November 4th seems like a crazy day to be sailing the Atlantic near northern France, but that is what The Route Du Rhum is. From Saint-Malo, France to Pointe-à-Pitre, Guadeloupe. A transatlantic single-handed race. For the IMOCA 60 class Vendée Globe, the Route Du Rhum serves as the qualification race for new skippers. To compete in the Vendée Globe, you must have completed a single-handed open-ocean race of at least 2500 nautical miles. (The Vendée Globe is around the world, non-stop, alone, with no assistance.)

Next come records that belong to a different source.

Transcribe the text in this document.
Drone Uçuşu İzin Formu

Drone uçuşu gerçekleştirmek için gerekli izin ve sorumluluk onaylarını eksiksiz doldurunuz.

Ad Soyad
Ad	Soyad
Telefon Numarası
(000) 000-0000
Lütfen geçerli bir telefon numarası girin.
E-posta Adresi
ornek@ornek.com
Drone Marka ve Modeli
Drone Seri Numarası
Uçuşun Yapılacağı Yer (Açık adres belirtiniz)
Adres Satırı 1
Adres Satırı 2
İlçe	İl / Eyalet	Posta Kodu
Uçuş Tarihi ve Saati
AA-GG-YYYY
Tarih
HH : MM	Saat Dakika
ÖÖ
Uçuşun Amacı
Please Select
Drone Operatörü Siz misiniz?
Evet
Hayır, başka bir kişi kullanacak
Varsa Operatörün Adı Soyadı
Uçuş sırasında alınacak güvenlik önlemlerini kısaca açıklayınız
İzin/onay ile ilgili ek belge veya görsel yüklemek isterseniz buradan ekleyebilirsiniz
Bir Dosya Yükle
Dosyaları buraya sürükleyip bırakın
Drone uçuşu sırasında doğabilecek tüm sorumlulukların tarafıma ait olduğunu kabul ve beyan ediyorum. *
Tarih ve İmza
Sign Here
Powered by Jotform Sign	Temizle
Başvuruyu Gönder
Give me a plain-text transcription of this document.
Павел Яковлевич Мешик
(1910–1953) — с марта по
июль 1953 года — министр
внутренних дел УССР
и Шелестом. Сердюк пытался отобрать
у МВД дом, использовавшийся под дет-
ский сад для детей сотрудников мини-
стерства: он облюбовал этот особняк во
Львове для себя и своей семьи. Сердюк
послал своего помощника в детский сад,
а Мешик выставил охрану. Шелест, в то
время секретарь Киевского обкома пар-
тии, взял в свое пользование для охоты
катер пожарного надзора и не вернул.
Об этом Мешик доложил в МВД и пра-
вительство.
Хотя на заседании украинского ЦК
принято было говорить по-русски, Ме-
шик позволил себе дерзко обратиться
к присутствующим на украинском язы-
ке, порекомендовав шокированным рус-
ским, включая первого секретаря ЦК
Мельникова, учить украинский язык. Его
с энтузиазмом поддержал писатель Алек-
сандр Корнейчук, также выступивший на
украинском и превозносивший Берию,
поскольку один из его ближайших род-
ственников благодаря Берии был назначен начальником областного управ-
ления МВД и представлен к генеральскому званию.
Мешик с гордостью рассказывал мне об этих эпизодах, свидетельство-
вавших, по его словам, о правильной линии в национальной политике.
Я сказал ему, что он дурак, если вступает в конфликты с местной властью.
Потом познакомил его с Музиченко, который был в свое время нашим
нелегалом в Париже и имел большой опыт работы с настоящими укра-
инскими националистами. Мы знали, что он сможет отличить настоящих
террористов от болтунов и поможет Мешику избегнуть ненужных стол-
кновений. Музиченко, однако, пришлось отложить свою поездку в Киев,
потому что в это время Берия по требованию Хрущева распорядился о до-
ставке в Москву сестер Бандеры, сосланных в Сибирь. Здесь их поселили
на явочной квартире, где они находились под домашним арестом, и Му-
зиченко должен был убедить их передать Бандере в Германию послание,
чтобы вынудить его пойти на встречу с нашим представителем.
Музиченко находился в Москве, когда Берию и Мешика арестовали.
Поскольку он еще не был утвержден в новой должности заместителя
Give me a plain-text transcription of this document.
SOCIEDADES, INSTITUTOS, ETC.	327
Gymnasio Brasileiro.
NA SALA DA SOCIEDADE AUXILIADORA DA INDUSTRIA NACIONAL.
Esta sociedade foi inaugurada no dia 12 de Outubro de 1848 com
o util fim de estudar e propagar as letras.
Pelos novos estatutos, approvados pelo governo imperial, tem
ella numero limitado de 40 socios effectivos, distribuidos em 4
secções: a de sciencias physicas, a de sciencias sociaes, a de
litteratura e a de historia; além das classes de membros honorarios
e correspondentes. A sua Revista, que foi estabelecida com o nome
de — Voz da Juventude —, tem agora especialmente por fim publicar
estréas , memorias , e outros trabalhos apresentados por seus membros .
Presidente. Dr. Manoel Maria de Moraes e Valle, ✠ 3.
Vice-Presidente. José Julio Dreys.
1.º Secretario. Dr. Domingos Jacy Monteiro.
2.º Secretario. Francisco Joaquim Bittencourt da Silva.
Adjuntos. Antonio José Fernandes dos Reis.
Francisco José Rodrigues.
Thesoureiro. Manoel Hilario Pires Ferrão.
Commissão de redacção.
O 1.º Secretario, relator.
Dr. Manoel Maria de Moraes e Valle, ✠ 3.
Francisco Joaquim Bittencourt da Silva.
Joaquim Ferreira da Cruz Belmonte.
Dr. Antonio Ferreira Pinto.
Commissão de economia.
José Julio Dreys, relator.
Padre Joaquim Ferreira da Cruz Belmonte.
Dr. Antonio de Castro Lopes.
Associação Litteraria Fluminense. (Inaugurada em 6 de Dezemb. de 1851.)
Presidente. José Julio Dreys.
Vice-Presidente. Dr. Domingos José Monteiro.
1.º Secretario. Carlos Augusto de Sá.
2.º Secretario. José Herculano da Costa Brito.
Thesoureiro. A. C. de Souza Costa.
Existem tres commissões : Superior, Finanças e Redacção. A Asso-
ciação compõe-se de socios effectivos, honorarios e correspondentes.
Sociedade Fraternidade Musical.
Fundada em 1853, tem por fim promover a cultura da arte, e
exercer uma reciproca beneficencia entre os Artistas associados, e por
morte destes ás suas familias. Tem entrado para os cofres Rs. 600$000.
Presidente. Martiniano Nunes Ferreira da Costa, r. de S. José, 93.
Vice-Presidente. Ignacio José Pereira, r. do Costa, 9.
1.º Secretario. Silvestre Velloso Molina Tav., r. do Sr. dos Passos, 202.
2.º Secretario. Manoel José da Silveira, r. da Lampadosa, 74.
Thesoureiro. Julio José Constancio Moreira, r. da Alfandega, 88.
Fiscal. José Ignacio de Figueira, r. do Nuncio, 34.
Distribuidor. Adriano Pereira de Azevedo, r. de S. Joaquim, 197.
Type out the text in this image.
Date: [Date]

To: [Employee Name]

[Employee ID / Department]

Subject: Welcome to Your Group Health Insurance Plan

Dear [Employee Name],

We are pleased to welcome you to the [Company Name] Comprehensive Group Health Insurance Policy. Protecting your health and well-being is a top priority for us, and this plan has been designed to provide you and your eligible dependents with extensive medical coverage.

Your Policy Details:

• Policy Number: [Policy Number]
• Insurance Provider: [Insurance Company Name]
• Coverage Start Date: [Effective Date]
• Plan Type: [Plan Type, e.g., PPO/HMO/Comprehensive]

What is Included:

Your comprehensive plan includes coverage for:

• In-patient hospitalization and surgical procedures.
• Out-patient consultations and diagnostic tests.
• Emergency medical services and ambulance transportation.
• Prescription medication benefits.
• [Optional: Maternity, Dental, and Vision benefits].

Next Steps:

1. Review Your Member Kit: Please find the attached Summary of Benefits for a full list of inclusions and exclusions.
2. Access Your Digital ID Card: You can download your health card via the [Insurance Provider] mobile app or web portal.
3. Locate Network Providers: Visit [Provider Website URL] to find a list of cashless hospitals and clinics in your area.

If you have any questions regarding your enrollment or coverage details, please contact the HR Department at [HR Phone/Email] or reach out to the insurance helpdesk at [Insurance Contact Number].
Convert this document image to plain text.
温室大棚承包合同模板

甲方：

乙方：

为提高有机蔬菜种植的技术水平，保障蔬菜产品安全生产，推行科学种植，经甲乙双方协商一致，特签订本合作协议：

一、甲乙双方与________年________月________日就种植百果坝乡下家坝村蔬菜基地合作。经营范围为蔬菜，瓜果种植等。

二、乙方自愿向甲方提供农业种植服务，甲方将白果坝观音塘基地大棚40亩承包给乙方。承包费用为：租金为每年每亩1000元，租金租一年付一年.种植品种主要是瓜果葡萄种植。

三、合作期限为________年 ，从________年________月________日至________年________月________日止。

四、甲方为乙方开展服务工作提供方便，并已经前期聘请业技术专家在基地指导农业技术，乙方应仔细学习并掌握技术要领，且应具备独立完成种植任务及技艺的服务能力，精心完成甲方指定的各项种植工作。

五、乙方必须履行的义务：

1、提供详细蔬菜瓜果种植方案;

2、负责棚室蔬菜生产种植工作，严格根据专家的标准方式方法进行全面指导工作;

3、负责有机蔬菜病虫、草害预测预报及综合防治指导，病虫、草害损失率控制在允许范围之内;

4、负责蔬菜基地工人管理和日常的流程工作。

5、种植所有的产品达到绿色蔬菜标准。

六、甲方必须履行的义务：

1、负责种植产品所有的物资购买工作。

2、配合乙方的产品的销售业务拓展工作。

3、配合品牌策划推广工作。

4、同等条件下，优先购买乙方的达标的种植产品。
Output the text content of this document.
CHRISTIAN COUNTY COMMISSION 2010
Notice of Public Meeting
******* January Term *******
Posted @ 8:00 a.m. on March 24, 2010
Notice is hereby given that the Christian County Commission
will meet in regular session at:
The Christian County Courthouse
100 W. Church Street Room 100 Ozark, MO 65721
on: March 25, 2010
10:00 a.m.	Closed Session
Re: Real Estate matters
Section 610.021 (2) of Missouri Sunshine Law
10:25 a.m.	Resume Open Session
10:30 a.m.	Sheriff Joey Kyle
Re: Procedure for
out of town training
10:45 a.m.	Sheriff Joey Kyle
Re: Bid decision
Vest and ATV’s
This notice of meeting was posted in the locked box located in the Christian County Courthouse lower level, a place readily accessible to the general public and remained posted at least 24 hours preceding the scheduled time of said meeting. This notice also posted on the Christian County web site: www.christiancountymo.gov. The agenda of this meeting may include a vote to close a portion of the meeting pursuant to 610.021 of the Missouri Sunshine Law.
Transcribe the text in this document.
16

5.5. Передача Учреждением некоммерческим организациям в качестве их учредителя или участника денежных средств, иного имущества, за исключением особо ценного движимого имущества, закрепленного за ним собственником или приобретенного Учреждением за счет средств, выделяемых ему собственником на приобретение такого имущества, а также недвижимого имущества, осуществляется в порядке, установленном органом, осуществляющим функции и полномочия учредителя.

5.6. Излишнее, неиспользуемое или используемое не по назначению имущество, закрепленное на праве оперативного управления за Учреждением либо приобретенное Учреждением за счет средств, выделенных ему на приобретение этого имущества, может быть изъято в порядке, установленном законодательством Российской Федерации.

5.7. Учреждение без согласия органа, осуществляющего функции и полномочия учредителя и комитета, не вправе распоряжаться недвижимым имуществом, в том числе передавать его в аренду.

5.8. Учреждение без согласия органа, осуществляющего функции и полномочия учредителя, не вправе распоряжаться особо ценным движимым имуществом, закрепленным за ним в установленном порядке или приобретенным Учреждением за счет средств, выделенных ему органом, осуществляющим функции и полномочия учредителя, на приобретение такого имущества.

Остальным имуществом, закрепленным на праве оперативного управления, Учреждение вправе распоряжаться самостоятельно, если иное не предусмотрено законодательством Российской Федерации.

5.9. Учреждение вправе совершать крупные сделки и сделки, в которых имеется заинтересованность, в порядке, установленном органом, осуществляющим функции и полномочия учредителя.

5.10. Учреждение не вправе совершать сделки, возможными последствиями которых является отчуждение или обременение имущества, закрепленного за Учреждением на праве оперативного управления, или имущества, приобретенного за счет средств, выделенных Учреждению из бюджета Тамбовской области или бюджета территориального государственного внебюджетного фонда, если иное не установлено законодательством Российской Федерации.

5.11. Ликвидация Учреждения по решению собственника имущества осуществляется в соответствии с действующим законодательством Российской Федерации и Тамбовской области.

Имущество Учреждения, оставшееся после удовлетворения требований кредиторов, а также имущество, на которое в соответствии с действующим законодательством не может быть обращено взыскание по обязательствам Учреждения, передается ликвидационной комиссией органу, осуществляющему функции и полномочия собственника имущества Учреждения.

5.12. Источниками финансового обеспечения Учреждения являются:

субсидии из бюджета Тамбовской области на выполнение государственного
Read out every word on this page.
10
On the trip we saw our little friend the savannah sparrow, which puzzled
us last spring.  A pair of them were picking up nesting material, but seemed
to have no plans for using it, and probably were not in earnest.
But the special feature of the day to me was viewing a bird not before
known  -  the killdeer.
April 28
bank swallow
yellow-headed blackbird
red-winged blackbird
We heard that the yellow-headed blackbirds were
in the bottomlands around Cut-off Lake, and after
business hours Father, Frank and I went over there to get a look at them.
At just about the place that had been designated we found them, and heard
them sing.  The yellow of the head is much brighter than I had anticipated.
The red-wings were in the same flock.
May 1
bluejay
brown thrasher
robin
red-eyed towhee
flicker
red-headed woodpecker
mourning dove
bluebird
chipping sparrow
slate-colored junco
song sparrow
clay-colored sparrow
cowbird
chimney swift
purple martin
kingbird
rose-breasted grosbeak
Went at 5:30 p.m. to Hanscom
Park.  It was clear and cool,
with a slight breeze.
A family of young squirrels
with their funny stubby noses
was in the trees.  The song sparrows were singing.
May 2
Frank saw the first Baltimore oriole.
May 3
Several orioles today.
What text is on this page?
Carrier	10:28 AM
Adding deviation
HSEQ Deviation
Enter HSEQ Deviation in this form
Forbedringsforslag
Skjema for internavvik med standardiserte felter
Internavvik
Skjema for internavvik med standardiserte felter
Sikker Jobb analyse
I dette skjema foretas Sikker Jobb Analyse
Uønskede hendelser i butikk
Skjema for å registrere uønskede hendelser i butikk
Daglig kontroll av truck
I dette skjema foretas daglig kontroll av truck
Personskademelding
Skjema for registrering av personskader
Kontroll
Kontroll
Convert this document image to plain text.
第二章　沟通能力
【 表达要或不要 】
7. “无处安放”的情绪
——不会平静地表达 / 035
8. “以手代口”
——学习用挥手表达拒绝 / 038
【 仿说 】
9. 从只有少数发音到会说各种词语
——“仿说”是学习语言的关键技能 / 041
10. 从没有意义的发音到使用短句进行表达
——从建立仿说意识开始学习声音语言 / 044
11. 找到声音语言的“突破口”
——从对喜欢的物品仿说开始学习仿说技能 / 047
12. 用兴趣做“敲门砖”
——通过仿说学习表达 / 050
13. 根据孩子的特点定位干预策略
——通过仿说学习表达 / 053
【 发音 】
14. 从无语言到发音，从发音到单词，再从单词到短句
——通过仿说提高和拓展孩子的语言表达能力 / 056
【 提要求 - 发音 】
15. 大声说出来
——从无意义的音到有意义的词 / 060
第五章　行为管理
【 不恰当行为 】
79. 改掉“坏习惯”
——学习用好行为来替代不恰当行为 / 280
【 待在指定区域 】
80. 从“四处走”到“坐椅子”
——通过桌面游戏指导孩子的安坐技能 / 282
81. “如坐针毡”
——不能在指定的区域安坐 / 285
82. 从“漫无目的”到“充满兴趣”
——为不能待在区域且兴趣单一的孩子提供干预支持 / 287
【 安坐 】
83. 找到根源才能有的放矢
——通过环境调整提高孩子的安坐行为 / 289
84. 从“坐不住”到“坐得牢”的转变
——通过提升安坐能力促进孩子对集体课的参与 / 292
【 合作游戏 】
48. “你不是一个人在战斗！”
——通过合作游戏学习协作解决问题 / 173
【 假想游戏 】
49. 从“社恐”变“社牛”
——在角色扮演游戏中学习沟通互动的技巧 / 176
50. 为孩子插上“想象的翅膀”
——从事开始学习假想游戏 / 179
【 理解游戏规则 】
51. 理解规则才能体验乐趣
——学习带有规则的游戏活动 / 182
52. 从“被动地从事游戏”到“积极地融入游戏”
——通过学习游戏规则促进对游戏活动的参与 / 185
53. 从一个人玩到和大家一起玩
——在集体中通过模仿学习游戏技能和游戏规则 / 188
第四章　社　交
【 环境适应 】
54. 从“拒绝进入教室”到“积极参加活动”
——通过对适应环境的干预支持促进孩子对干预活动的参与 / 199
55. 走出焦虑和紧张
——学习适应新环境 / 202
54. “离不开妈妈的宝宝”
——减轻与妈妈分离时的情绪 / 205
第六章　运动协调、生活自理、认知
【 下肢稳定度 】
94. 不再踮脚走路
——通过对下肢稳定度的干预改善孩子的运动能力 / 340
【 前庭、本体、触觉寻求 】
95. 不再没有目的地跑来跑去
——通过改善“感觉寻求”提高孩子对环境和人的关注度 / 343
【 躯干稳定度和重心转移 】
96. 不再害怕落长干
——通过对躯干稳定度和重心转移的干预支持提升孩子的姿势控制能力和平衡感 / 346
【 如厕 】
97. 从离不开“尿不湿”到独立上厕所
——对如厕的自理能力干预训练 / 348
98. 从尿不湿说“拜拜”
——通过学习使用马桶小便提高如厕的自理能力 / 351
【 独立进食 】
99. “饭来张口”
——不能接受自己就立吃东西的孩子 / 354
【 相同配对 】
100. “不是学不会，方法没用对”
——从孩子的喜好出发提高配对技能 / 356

According to the Wiki, the current record time, set 4 years ago, is 7 days 15 hours 8 minutes and 32 seconds, held by Loick Peyron aboard Banque Populaire VII (an Ultime class trimaran).
The fastest boats will be the Ultime class trimarans. They are about 100 feet in length, and can sail about 800 miles per day.
There are too many skippers in this race for me to keep them straight. There are multiple classes. IMOCA 60, Open 50 ft foiling trimarans, and more. The video is a quick introduction to the IMOCA class skippers. (The subtitles are in English – best I could do. You should make the video full screen if you want to read those subtitles.) When YouTube – and Alphabet – freak out over the privacy extensions in your browser, use that link.
While open ocean sailing is nothing to be taken lightly, I don’t think anyone has been lost on the Route Du Rhum since the 1978 race when Alain Colas, a French sailor on the trimaran Manureva disappeared 16 November 1978.